Chinglish, as with all pidgin dialects, is an interesting phenomenon. The most basic definition would be to describe it as the fusion of English vocabulary with Chinese grammar. All fine and very widespread, but the one thing you don’t see so much of is the conflation of Chinese vocabulary with English grammar. Take these two examples, which you could hear from an expatriate in China,
“Do you know where I can buy a chongzhi card around here?” Rather than, “Do you know where I can I buy a top-up card around here?”
In English-speaking countries, this type of mixing is rare if not non-existent, because there is no need for it. In other words, if an English word already exists, it’ll usually be used in favour of a foreign alternative. But the thing about loanwords is that when they have been needed and used, they have almost always been borrowed in the original form without too much alteration. English is not a language that relies heavily on translation nor makes radical changes to loanwords to suit the English sound scheme or lexicon.
Nevertheless, in the current era of globalization, it is comparatively difficult for a Chinese loanword to come into the English vernacular. This is because Chinese phonology is so far removed that words tend to sound incongruent without a major corruption to anglicize them / mangle them. Syntactic forms, though, have a slightly easier time finding their way into the idiolects and idiom of English speakers – which is possibly a subject for another post.

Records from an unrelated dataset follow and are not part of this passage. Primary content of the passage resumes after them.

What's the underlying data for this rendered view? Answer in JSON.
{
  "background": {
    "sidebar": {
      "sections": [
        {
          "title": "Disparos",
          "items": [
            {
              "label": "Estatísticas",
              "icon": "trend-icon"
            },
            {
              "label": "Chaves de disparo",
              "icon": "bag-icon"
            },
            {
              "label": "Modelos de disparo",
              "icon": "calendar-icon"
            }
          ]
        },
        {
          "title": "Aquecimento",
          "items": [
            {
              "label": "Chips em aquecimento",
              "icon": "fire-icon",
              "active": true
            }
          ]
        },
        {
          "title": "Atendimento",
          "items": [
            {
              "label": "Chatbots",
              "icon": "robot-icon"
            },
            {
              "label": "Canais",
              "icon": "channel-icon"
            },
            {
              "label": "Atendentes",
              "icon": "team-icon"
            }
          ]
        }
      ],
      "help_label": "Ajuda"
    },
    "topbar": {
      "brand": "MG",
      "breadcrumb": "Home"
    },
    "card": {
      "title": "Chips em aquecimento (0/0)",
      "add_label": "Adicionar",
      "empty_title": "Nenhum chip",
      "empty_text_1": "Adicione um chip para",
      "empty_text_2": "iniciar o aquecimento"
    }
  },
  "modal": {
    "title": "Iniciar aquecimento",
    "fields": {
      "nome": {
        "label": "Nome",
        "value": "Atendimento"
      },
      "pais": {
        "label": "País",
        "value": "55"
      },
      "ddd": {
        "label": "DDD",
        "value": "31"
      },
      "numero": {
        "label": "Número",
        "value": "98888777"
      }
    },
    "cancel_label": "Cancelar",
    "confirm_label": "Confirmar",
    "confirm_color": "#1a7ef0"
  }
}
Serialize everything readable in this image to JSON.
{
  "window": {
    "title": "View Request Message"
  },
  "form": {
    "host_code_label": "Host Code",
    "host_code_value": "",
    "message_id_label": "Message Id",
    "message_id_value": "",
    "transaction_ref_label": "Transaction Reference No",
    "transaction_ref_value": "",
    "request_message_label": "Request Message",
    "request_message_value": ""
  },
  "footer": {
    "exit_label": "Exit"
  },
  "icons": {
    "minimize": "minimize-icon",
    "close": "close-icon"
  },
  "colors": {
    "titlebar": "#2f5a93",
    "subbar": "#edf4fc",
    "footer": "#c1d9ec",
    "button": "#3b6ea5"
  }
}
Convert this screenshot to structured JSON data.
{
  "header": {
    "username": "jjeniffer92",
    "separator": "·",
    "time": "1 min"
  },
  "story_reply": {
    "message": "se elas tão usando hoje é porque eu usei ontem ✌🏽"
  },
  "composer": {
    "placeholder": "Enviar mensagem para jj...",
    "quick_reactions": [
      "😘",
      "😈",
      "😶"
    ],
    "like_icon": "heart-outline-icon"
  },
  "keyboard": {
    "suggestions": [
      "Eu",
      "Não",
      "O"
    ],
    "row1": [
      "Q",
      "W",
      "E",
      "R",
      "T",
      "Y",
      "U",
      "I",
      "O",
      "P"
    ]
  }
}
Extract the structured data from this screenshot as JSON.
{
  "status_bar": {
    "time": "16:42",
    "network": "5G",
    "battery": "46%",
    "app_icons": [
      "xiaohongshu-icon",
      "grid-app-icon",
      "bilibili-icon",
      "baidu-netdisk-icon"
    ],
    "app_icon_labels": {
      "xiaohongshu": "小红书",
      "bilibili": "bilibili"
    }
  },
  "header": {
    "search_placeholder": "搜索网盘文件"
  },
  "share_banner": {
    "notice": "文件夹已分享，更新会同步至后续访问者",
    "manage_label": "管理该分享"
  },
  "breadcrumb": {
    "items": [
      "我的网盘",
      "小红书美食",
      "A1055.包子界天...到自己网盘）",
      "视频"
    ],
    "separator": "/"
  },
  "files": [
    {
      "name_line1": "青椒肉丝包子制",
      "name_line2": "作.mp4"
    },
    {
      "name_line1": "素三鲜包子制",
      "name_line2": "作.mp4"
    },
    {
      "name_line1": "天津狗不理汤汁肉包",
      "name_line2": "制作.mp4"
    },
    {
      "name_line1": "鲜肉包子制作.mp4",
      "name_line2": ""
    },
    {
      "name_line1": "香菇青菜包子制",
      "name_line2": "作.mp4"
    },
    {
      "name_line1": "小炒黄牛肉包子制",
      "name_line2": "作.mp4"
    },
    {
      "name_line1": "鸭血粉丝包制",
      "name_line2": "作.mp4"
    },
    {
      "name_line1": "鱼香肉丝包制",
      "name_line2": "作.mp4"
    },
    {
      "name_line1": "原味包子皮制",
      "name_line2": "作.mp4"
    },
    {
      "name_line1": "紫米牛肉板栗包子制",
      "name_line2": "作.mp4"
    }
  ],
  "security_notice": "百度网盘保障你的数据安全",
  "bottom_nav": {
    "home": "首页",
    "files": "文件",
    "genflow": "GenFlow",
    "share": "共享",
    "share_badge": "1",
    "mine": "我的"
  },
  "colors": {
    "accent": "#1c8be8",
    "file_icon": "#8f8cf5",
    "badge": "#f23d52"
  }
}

To my mind, there is one import into English that has come not in the form of a loan word nor a calque, but in the form of a non-native translation. This word is ‘bubble tea’. For the uninitiated, bubble tea is a very sweet and weak variant of regular black tea with milk and sugar. The special addition being a number of soft and chewy tapioca balls which are sucked up through the straw and eaten at the end of the drink. It became popular in Taiwan in the late 1980s and now is a common feature all over the sinosphere and beyond.
The tapioca balls are called bobà in Chinese and I think it’s a safe speculation to presume that early purveyors of the drink in Taiwan marketed it as ‘bubble tea’ in the English translations on their menus, and that someone settled on this translation because it is a convenient and analogous homophone.  Possibly from this point, as its popularity mushroomed, ‘bubble’ became generally adopted as the nominal English term for the tea, in competition with the fairly common alternative, ‘Pearl Tea’. 
If this is explanation is true, then the interesting thing is that ‘bubble tea’ may be the only English word that is indigenously inspired by Chinese speakers, with the notable exception of proper nouns, that is, the capitlaized names of individuals, places, companies, etc. Thus we could say that bubble tea is unique by not being unique.
A friend of mine alerted me to the imperative phrase ‘chop chop’ as another an anglicization. But the important difference here is that it was coined by colonial-era English speakers who substituted the Chinese for ‘quick’ (kuai) with ‘chop’ (which also meant quick in the sailor-speak of old), making it a calque. ‘Bubble tea’ on the other hand, may be one of the only instances of non-loanword, non-proper noun, English vocabulary being directly generated by second-language speakers. 
So why would this come about? Firstly, Chinese dialects have a tendency to transliterate foreign words, much in the same way, but not on the same scale, as the Japanese do. This is in preference to finding a native translation or calque, which perhaps the mainland Chinese tend to do a bit more so. It’s simply a question of style.
Secondly, the word ‘boba’ is highly idiomatic, meaning literally ‘mighty wave’ and thus it is rather difficult to translate. In this case, the easy option of ‘bubble’ makes good sense both semantically and phonologically.
But perhaps this conjecture asks a larger question, and that is, will we see ‘reverse chinglish’ or straight chinglish coming into English in the future? I think the answer to that lies in the capacity of the Chinese to invent original concepts and crucially, to translate them into English before native speakers do. However, the paucity of such examples suggests that it will be a long way down to road before such interconnectedness and innovation become a reality. 
1. The main candidate for the invention of the beverage is the Chun Shui Tang Teahouse in Taichung.
2. ‘Bubble Tea’ outnumbers ‘Pearl Tea’ on Google search results by a very large margin.
3. It’s not easy to think of other examples. ‘Walkman’ springs to mind, which again is a proper name, although it has undergone the classic process of trade mark genericization.